SIMONE WEIL. Propos sur le catharisme.

Поделиться
HTML-код
  • Опубликовано: 3 авг 2024
  • SIMONE WEIL & LE CATHARISME
    Extrait d'une lettre du 23 janvier 1940 à Déodat Roché :
    (...) Le catharisme a été en Europe la dernière expression vivante de l'antiquité pré-romaine. Je crois qu'avant les conquêtes romaines les pays méditerranéens et le Proche-Orient formaient une civilisation non pas homogène, car la diversité était grande d'un pays à l'autre, mais continue ; qu'une même pensée vivait chez les meilleurs esprits, exprimée sous diverses formes dans les mystères et les sectes initiatiques d'Égypte et de Thrace, de Grèce, de Perse, et que les ouvrages de Platon constituent l'expression écrite la plus parfaite que nous possédions de cette pensée. Bien entendu, vu la rareté des documents, une telle opinion ne peut être prouvée ; mais entre autres indices, Platon lui-même présente toujours sa doctrine comme issue d'une tradition antique, sans jamais indiquer de pays d'origine ; à mon avis, l'explication la plus simple est que les traditions philosophiques et religieuses des pays connus par lui se confondaient en une seule et même pensée. C'est de cette pensée que le christianisme est issu ; mais les gnostiques, les manichéens, les cathares semblent seuls lui être restés vraiment fidèles. Seuls ils ont vraiment échappé à la grossièreté d'esprit, à la bassesse de cœur que la domination romaine a répandues sur de vastes territoires et qui constituent aujourd’hui encore l'atmosphère de l'Europe.

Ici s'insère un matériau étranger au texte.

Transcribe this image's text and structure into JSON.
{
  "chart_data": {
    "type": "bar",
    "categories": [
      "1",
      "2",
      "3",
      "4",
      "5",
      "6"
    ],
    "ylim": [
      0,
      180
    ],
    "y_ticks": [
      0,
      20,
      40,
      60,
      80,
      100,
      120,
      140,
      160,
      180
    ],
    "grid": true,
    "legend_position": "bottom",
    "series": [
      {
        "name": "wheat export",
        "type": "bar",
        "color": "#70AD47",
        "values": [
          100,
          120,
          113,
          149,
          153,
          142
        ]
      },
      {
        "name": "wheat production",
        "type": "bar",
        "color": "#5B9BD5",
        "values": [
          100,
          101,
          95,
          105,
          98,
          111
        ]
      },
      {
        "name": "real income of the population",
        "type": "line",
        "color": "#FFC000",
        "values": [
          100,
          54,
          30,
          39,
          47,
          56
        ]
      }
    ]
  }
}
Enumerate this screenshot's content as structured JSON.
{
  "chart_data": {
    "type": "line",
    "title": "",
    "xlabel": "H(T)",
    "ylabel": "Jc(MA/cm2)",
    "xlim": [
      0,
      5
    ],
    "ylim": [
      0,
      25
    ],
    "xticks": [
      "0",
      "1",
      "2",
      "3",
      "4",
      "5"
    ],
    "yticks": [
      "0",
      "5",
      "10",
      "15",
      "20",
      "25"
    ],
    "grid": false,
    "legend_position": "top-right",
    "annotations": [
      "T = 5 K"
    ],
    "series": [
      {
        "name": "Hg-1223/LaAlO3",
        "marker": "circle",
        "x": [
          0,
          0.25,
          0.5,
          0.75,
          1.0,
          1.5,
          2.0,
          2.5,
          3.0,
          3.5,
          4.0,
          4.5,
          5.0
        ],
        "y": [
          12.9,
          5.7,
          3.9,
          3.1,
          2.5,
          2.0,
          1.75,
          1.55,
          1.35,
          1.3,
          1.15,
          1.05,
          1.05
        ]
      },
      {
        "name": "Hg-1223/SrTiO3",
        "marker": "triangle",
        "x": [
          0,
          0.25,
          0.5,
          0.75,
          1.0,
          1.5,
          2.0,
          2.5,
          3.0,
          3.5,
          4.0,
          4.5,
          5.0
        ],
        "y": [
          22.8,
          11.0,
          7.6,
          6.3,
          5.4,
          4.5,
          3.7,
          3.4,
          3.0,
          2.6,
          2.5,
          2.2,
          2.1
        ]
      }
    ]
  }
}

    Il y a chez les manichéens quelque chose de plus que dans l'antiquité, du moins l'antiquité connue de nous, quelques conceptions splendides, telles que la divinité descendant parmi les hommes, et l'esprit déchiré, dispersé parmi la matière. Mais surtout ce qui fait du catharisme une espèce de miracle, c'est qu'il s'agissait d'une religion et non simplement d'une philosophie. Je veux dire qu'autour de Toulouse au XIIe siècle la plus haute pensée vivait dans un milieu humain et non pas seulement dans l'esprit d'un certain nombre d'individus. Car c'est là, il me semble, la seule différence entre la philosophie et la religion, dès lors qu'il s'agit d'une religion non dogmatique.
    Une pensée n'atteint la plénitude d'existence qu'incarnée dans un milieu humain, et par milieu j'entends quelque chose d'ouvert au monde extérieur, qui baigne dans la société environnante, qui est en contact avec toute cette société, non pas simplement un groupe fermé de disciples autour d'un maître. Faute de pouvoir respirer l'atmosphère d'un tel milieu, un esprit supérieur se fait une philosophie ; mais c'est la une ressource de deuxième, ordre, la pensée y atteint un degré de réalité moindre. (...) Excusez ces réflexions décousues ; je voulais seulement vous montrer que mon intérêt pour les cathares ne procède pas d'une simple curiosité historique, ni même d'une simple curiosité intellectuelle. J'ai lu avec joie dans votre brochure que le catharisme peut être regardé comme un pythagorisme ou un platonisme chrétien ; car à mes yeux rien ne surpasse Platon. La simple curiosité intellectuelle ne peut mettre en contact avec la pensée de Pythagore et de Platon, car à l'égard d'une telle pensée la connaissance et l'adhésion ne sont qu'une seule opération de l'esprit. Je pense de même au sujet des cathares.
    Jamais il n'a été si nécessaire qu'aujourd'hui de ressusciter cette forme de pensée. Nous sommes à une époque où la plupart des gens sentent confusément, mais vivement, que ce qu'on nommait au XVIIIe siècle les lumières, constitue - y compris la science - une nourriture spirituelle insuffisante ; mais ce sentiment est en train de conduire l'humanité par les plus mauvais chemins. Il est urgent de se reporter, dans le passé, aux époques qui furent favorables à cette forme de vie spirituelle dont ce qu'il y a de plus précieux dans les sciences et les arts constitue simplement le reflet un peu dégradé.